Former European Commission president rebels against the European People’s Party’s shift to the far right
The former president of the European Commission, Jean-Claude Juncker, issues a warning to his party, the European People’s Party (EPP), and his successor, Ursula von der Leyen: “It would be a good idea for the EPP to stay away from being too right-wing. And I would also warn against any formal alliance with far-right parties. This is the message that the Luxembourg politician, who comes from the popular family of the centrist Christian Social Popular Party (CVS), has sent to his fellow members, who have opened the door to the extreme right for the future distribution of power in the EU and have considerably hardened their positions on issues such as migration.
“I have noticed a shift to the right within the EPP, which I fight against. Anyone who leans too far to the right risks falling out of the window,” Juncker explains in an interview in Luxemburger Wort: “If traditional parties start to speak like populists on the right, the boundaries between established populist parties and the far right will disappear. Even in public perception. Democracy can only lose.”
Juncker, who presided over the European Commission between 2014 and 2019 and was previously prime minister of Luxembourg for almost two decades, does not rule out that von der Leyen would be elected with the votes of the extreme right of the ECR (the group of Jo Vox or Giorgia Meloni by Fratelli d’Italia), but he slips that the normal thing is that she did so without having reached specific agreements with them, but because they identify with her program, as happened ten years ago with some green or green MEPs on the left.
The Luxembourg politician has also rebelled against the generalisation that includes the structures of his political family, including von der Leyen, but also previously the head of the EPP, Manfred Weber, and now Alberto Núñez Feijóo, Meloni. “I have to admit that, against all the odds, Giorgia Meloni’s party is pursuing a largely pro-European line. But we also have to take into account what the parties said before coming to power. And the vision of humanity they represent. That cannot be completely denied,” he says.

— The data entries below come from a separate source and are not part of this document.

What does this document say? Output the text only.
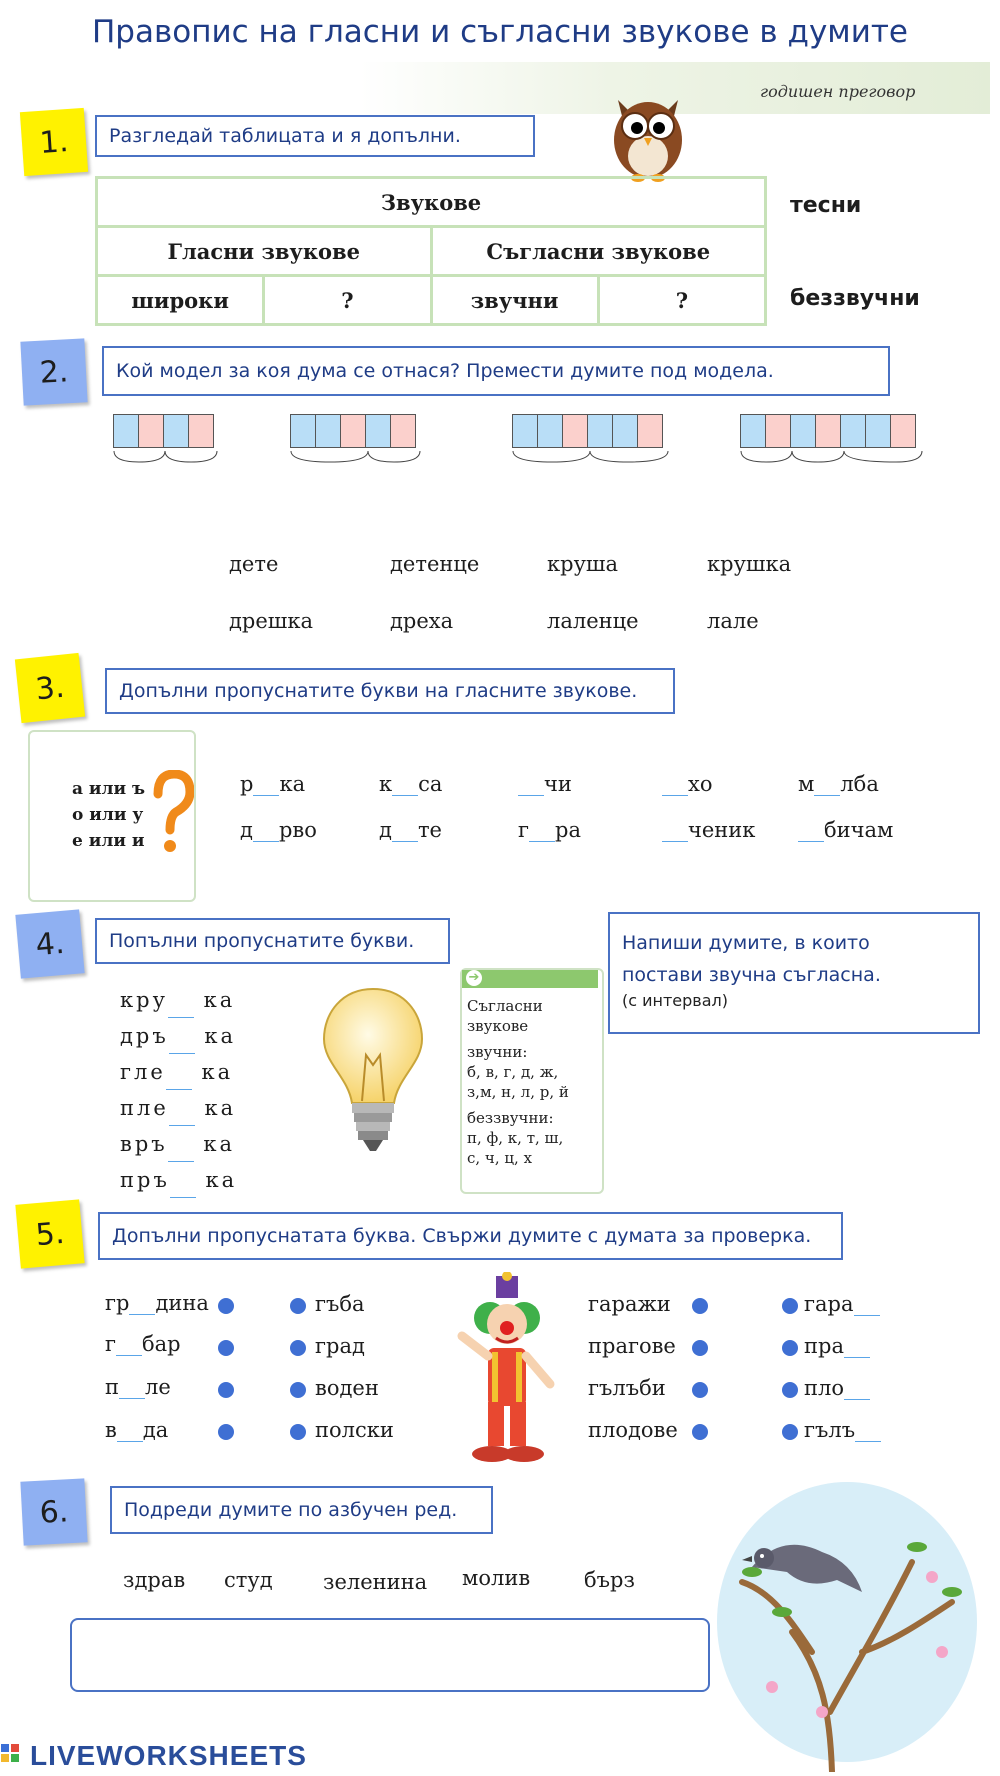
Правопис на гласни и съгласни звукове в думите
годишен преговор
1.	Разгледай таблицата и я допълни.
Звукове			
Гласни звукове		Съгласни звукове	
широки	?	звучни	?
тесни
беззвучни
2.	Кой модел за коя дума се отнася? Премести думите под модела.
дете	детенце	круша	крушка
дрешка	дреха	лаленце	лале
3.	Допълни пропуснатите букви на гласните звукове.
а или ъ
о или у
е или и
р ка	к са	чи	хо	м лба
д рво	д те	г ра	ченик	бичам
4.	Попълни пропуснатите букви.
кру ка
дръ ка
гле ка
пле ка
връ ка
пръ ка
➔
Съгласни звукове
звучни:
б, в, г, д, ж,
з,м, н, л, р, й
беззвучни:
п, ф, к, т, ш,
с, ч, ц, х
Напиши думите, в които
постави звучна съгласна.
(с интервал)
5.	Допълни пропуснатата буква. Свържи думите с думата за проверка.
гр дина
г бар
п ле
в да
гъба
град
воден
полски
гаражи
прагове
гълъби
плодове
гара
пра
пло
гълъ
6.	Подреди думите по азбучен ред.
здрав студ зеленина молив	бърз
LIVEWORKSHEETS
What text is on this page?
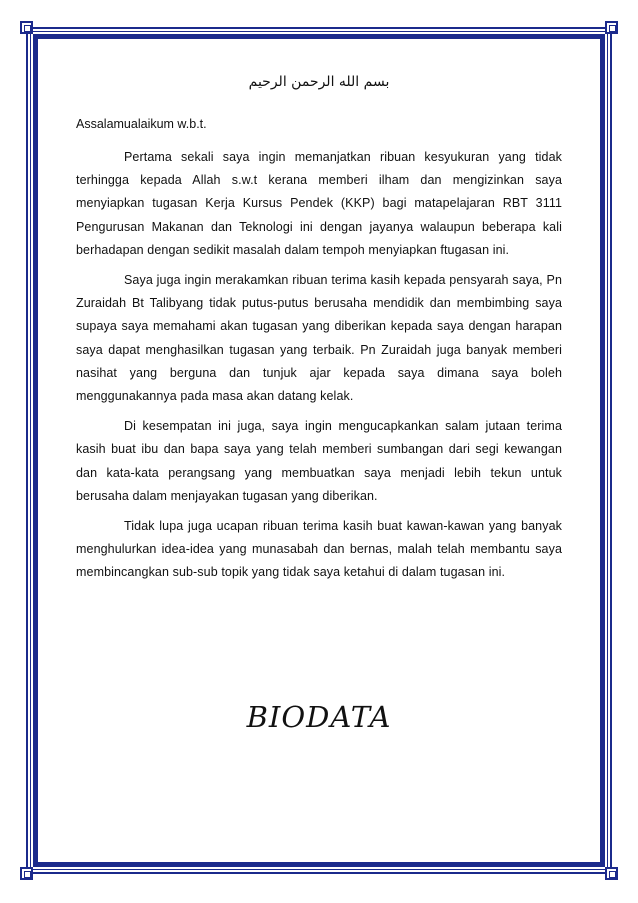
بسم الله الرحمن الرحيم

Assalamualaikum w.b.t.

Pertama sekali saya ingin memanjatkan ribuan kesyukuran yang tidak terhingga kepada Allah s.w.t kerana memberi ilham dan mengizinkan saya menyiapkan tugasan Kerja Kursus Pendek (KKP) bagi matapelajaran RBT 3111 Pengurusan Makanan dan Teknologi ini dengan jayanya walaupun beberapa kali berhadapan dengan sedikit masalah dalam tempoh menyiapkan ftugasan ini.

Saya juga ingin merakamkan ribuan terima kasih kepada pensyarah saya, Pn Zuraidah Bt Talibyang tidak putus-putus berusaha mendidik dan membimbing saya supaya saya memahami akan tugasan yang diberikan kepada saya dengan harapan saya dapat menghasilkan tugasan yang terbaik. Pn Zuraidah juga banyak memberi nasihat yang berguna dan tunjuk ajar kepada saya dimana saya boleh menggunakannya pada masa akan datang kelak.

Di kesempatan ini juga, saya ingin mengucapkankan salam jutaan terima kasih buat ibu dan bapa saya yang telah memberi sumbangan dari segi kewangan dan kata-kata perangsang yang membuatkan saya menjadi lebih tekun untuk berusaha dalam menjayakan tugasan yang diberikan.

Tidak lupa juga ucapan ribuan terima kasih buat kawan-kawan yang banyak menghulurkan idea-idea yang munasabah dan bernas, malah telah membantu saya membincangkan sub-sub topik yang tidak saya ketahui di dalam tugasan ini.

BIODATA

Juncker, under whose mandate the mandatory distribution of refugee quotas was proposed amid the migrant crisis caused by the war in Syria, also questions the hardening of the EPP’s position in this regard in full competition with the extreme right. Although he assures that the immigration policy is the one that remains black on white in the Migration Treaty – which in itself implies a toughening of the conditions for asylum and allows payments for the rejection of refugees -, he charges against the possibility that his party defends the ‘Rwanda model’ implemented in the United Kingdom, which allows asylum seekers to be expelled to third countries until their requests are resolved, and which appears in its electoral program. “I don’t like that. I would prefer that asylum procedures take place where you arrive. Otherwise, it gives the impression that everything is being done to keep refugees as far away from European borders as possible,” he explains.